Vragen en opmerkingen van de leden van de VVD-fractie
De leden van de VVD-fractie lezen dat op dit moment de eisen voor een insluitingsruimte
en voor een ruimte waar jongeren op eigen verzoek verblijven, dezelfde zijn. Dit kan
dezelfde ruimte zijn. Wat gebeurt er onder de huidige regelgeving in de praktijk als
er één ruimte is die voor beide doeleinden gebruikt wordt, waar een jongere vrijwillig
en een jongere verplicht in moet verblijven?

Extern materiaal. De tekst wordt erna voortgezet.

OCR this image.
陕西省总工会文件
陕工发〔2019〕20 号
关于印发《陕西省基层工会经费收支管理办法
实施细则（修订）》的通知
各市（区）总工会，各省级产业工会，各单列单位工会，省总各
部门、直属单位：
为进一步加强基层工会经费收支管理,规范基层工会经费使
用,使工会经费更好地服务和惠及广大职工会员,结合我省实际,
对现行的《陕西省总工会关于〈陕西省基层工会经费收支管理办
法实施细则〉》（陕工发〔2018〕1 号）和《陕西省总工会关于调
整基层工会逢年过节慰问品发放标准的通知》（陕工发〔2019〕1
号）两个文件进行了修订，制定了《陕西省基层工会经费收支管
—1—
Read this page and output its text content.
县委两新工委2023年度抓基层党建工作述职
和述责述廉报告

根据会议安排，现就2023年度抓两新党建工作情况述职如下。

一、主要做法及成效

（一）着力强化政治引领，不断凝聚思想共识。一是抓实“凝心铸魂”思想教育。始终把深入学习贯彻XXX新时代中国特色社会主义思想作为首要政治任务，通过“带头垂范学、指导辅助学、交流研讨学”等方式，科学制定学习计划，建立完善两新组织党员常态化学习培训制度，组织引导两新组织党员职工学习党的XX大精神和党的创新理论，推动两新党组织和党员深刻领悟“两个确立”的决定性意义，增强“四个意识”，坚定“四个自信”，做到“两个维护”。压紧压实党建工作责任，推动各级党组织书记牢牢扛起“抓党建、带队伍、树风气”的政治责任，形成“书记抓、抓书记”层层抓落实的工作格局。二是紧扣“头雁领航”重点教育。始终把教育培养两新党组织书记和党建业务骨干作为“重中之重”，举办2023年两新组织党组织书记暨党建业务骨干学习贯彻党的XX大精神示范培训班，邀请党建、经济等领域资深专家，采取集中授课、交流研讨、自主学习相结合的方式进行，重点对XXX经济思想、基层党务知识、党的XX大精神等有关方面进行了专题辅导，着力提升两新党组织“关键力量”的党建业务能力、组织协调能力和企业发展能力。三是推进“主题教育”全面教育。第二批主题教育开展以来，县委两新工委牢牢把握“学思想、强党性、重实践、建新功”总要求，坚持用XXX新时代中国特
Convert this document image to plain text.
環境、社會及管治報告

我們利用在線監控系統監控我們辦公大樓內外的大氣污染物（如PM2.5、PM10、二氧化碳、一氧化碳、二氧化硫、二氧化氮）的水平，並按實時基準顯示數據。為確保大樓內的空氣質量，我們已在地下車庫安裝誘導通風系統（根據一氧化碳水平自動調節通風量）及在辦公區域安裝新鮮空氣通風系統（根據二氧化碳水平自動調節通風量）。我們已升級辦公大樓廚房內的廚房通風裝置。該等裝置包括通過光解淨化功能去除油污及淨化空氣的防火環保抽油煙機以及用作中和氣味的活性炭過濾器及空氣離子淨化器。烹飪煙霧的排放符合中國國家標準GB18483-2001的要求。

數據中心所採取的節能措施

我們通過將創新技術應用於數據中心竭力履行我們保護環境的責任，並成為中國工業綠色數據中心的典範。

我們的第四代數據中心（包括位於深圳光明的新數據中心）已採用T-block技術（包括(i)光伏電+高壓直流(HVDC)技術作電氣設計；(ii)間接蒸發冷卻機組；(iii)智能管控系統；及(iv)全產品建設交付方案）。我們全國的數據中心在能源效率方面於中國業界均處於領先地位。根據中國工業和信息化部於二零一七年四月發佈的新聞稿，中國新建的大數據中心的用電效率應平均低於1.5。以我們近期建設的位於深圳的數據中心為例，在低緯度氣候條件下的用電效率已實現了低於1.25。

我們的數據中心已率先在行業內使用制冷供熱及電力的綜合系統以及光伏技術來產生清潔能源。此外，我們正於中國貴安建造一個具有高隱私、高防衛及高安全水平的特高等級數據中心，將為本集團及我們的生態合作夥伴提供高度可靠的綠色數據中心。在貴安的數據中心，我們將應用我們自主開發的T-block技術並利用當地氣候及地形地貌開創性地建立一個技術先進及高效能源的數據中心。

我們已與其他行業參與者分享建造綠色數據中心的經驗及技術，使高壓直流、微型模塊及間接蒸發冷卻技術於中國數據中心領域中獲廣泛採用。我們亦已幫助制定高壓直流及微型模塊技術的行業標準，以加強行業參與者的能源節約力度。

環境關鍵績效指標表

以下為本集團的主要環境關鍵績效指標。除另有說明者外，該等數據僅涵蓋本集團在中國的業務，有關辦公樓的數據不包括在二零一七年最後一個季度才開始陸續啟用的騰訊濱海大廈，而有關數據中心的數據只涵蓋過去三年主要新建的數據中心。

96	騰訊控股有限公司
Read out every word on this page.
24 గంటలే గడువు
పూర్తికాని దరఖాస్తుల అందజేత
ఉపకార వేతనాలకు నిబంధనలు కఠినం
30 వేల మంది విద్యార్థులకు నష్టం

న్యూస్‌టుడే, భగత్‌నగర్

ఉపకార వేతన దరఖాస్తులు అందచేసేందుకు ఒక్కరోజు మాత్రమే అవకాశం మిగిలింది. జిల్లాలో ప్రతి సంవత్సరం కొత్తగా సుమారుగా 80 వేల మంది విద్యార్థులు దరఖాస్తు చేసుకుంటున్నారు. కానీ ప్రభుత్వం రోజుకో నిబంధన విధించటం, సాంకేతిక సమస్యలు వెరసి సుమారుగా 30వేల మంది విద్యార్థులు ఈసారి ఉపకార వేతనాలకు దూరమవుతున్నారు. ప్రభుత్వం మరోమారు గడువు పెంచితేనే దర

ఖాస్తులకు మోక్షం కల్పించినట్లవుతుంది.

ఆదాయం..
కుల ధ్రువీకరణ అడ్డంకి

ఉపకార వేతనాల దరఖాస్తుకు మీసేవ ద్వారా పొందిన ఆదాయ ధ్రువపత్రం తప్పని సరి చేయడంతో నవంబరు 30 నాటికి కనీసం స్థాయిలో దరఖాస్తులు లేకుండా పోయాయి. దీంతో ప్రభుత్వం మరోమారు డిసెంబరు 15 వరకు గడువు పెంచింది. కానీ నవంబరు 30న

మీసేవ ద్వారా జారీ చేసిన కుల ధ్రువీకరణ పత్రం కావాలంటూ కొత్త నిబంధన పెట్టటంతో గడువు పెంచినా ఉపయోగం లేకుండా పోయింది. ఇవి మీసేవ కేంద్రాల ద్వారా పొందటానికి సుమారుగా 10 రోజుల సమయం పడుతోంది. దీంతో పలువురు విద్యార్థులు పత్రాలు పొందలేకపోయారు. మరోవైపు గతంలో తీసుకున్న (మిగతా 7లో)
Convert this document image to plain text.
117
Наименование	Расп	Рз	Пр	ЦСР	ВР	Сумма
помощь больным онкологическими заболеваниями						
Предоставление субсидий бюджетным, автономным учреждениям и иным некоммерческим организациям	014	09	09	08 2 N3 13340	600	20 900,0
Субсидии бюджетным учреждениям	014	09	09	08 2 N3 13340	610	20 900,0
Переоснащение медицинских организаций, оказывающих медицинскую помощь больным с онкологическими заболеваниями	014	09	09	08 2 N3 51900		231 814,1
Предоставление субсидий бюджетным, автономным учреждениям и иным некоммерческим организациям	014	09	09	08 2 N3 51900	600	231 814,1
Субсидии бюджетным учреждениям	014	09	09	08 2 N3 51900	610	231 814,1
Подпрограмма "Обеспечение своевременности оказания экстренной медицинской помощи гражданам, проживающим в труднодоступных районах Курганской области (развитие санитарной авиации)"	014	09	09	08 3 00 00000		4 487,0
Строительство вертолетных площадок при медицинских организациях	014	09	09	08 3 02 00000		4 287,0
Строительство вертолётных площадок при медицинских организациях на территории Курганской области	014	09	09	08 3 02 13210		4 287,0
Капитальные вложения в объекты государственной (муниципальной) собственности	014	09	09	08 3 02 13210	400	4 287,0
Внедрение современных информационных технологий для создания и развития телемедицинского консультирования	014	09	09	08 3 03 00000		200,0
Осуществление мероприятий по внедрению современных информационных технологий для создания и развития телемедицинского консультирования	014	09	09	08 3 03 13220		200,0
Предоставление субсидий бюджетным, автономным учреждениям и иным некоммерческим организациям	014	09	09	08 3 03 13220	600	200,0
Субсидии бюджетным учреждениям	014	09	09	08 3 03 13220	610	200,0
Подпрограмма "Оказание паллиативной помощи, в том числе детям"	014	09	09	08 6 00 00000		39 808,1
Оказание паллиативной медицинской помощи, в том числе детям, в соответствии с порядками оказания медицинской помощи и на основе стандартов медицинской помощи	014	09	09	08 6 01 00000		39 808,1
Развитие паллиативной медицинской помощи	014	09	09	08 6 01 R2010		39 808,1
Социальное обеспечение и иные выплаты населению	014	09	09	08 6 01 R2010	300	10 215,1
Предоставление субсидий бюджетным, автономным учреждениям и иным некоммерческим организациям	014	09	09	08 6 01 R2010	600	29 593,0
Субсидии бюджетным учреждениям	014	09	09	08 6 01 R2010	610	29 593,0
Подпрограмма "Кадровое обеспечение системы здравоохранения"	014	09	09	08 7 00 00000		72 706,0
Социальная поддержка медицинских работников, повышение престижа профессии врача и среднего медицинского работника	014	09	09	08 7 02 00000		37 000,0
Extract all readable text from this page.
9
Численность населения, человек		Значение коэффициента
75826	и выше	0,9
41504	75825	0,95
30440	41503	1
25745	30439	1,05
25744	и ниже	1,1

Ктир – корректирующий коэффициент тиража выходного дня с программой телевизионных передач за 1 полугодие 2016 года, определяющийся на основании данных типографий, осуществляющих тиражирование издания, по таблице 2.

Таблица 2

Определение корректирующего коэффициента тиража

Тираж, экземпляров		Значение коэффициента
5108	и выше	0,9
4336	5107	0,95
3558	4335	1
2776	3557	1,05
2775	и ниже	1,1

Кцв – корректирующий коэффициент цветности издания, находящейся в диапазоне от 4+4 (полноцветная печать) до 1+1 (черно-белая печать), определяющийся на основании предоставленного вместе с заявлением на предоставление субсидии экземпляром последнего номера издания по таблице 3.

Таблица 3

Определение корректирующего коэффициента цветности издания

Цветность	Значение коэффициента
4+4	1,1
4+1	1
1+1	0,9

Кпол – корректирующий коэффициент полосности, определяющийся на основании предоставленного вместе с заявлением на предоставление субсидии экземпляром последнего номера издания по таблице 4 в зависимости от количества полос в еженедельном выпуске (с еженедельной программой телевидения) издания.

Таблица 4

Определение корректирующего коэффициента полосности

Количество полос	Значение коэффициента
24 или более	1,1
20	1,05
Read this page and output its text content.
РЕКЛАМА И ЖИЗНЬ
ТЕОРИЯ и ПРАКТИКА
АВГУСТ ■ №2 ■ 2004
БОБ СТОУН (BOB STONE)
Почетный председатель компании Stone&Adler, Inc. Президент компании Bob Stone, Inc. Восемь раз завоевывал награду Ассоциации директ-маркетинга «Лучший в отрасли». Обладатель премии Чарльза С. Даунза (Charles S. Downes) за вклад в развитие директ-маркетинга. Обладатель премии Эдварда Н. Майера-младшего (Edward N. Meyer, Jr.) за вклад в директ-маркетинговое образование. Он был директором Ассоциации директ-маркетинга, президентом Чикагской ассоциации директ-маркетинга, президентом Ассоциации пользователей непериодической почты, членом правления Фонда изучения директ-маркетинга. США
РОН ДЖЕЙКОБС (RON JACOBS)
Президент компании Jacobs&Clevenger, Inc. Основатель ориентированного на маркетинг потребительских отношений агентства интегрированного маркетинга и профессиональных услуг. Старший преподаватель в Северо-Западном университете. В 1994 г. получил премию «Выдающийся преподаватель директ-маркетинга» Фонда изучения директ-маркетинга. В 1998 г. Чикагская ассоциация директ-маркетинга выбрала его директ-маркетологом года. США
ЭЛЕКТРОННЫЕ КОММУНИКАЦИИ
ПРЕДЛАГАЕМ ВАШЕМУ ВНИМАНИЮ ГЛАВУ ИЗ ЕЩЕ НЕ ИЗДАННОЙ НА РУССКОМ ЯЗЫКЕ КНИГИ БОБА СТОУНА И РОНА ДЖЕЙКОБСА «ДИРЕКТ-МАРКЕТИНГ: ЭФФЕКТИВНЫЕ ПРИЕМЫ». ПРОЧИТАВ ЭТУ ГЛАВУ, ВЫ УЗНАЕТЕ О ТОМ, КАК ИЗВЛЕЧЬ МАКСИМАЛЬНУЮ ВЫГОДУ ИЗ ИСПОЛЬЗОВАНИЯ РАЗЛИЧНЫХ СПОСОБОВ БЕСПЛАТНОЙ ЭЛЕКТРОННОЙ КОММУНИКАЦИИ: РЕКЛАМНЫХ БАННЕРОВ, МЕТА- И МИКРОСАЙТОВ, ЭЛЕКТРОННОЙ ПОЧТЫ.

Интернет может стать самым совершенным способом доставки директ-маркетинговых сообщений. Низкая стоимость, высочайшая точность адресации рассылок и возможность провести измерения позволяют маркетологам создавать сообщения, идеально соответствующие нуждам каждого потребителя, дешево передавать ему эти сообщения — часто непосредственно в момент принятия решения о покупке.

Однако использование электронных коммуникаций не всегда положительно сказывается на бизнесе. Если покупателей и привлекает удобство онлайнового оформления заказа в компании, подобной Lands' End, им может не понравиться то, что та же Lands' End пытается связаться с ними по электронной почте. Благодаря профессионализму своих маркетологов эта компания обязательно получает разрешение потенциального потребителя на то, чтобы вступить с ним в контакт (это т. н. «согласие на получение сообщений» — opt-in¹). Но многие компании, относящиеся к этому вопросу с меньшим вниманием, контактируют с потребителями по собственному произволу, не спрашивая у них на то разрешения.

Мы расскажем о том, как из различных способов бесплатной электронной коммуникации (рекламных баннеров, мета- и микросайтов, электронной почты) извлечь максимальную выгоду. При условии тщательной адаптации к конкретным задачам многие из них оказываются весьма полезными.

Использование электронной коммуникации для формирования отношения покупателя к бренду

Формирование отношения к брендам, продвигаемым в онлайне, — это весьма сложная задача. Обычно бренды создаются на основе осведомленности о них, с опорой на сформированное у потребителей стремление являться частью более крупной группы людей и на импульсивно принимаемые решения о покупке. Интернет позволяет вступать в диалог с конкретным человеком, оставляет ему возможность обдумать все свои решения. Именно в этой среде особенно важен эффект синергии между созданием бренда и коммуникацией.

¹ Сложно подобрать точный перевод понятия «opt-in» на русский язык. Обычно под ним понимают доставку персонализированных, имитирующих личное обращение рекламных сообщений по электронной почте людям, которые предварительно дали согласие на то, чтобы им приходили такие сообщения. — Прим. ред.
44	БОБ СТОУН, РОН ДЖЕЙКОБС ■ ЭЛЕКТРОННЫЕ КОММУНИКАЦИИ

De leden van de VVD-fractie lezen dat de Staatssecretaris voornemens is om onder specifieke
omstandigheden toe te staan dat de deur van de eigen kamer gedurende de nachtelijke
uren op slot gaat. Kan de Staatssecretaris aangeven welke omstandigheden zij onderscheidt
die hiertoe aanleiding geven? Kan zij toelichten wanneer een jongere een dusdanig
groot gevaar oplevert voor anderen, dat dit nachtelijke insluiting rechtvaardigt?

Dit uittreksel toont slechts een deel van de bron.